Reasonable security saves lives

Molly Piehl is a Maumee High School student who won first place in the contest for Division III. The topic was "Air Security and the 4th Amendment." The contest was sponsored by The Blade and the Toledo Bar Association.

The Fourth Amendment states, "The right of the people to be secure in their persons, houses, papers, and effects, against unreasonable searches and seizures, shall not be violated, and no Warrants shall issue, but upon probable cause, supported by Oath or affirmation, and particularly describing the place to be searched, and the persons or things to be seized." Given the stated goals of international terrorist groups, it's not unreasonable to modify airport security measures to include more modern methods. In order to protect travelers' lives, each must accept security procedures, and nations must collaborate to improve security.

According to a USA Today Gallup poll conducted in January 2010, 84 percent of Americans believed the Transportation Security Administration's plan to install 300 full-body scanners in the U.S.'s largest airports would help prevent airport terrorist attacks. While 20 percent disagreed with this plan, 78 percent agreed. Those who disagreed argued that the scanners violated privacy and the Fourth Amendment. However, the workers who conduct the procedures are trained professionals, offering same-sex and closed-door searches as well as the choice between a scanner and a pat-down. This is not unreasonable. The plan's defenders argued that no one is required to travel via airplane. Living in the 21st century allows for a variety of transportation choices. If one chooses to travel via commercial plane, by purchasing the ticket one has agreed to abide by the safety regulations.

All nations' laws play a role in travelers' safety. Usually, the national police force or department of transport manages a nation's airport security. In the U.S., the TSA, an agency in the Department of Homeland Security, handles it. Agencies are responsible for screening, profiling, and updating airport technology. Sometimes, agencies send representatives to other nations to form partnerships that allow the two to evaluate and improve each other's security. An example of this is when the U.S. consulted Israel after the Sept. 11 attacks. Israeli officials recommended security measures, reviewed updated airports, and helped install new technology.
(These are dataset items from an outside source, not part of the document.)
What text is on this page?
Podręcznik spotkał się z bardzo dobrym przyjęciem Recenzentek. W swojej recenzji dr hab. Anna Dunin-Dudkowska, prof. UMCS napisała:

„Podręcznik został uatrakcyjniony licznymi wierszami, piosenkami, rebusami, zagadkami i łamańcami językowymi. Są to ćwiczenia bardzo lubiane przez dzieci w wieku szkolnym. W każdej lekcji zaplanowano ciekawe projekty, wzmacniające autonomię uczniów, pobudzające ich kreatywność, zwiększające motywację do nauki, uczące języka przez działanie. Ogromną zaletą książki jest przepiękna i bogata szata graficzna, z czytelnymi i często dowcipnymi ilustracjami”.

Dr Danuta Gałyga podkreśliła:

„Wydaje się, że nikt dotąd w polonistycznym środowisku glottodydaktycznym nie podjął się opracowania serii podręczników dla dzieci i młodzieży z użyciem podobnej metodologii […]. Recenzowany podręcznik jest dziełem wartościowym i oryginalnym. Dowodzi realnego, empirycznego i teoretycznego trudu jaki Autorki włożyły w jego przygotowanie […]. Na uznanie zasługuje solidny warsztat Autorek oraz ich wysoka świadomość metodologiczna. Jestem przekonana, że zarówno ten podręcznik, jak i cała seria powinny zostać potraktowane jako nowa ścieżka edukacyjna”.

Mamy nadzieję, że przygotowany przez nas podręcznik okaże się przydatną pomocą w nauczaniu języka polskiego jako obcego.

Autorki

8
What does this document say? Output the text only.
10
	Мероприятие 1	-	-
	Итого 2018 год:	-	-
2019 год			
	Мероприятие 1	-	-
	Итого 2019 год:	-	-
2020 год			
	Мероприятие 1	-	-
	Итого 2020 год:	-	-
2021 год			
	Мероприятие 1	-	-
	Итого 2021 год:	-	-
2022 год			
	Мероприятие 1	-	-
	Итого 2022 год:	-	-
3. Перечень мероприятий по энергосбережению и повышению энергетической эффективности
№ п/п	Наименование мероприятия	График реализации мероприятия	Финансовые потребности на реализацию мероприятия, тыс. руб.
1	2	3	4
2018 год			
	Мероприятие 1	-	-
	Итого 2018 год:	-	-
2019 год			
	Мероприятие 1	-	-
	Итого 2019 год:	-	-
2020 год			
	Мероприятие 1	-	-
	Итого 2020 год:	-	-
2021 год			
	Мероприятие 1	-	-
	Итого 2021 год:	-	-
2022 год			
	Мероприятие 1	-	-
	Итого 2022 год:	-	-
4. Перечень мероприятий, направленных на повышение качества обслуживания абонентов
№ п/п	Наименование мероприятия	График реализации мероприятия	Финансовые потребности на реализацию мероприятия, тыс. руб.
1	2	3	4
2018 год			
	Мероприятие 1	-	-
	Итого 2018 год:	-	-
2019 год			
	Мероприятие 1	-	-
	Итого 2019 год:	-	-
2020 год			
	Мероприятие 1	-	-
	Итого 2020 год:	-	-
It would be beneficial if a group of representatives from each nation was responsible for international flight security. The committee's members would be appointed by the aforementioned agencies. This group, which would include several air-safety experts, would convene regularly to discuss international aviation security and methods to enhance it. New international laws would be created and enforced. Ideally, this committee, under the authority of the United Nations, would work together to reach the common goal of protecting the life of every person.

Ensuring everyone's safety is a top priority, so the Fourth Amendment isn't violated by the reasonable inclusion of extra security measures. Nations must be united in the efforts of protecting people from terrorists, and formalizing the extra measures via the recommended committee can serve to make the world a safer place. While it may be unrealistic to prevent every incident, as terrorists constantly are trying to find ways to bypass security measures, every nation has a responsibility in this regard. Every life counts.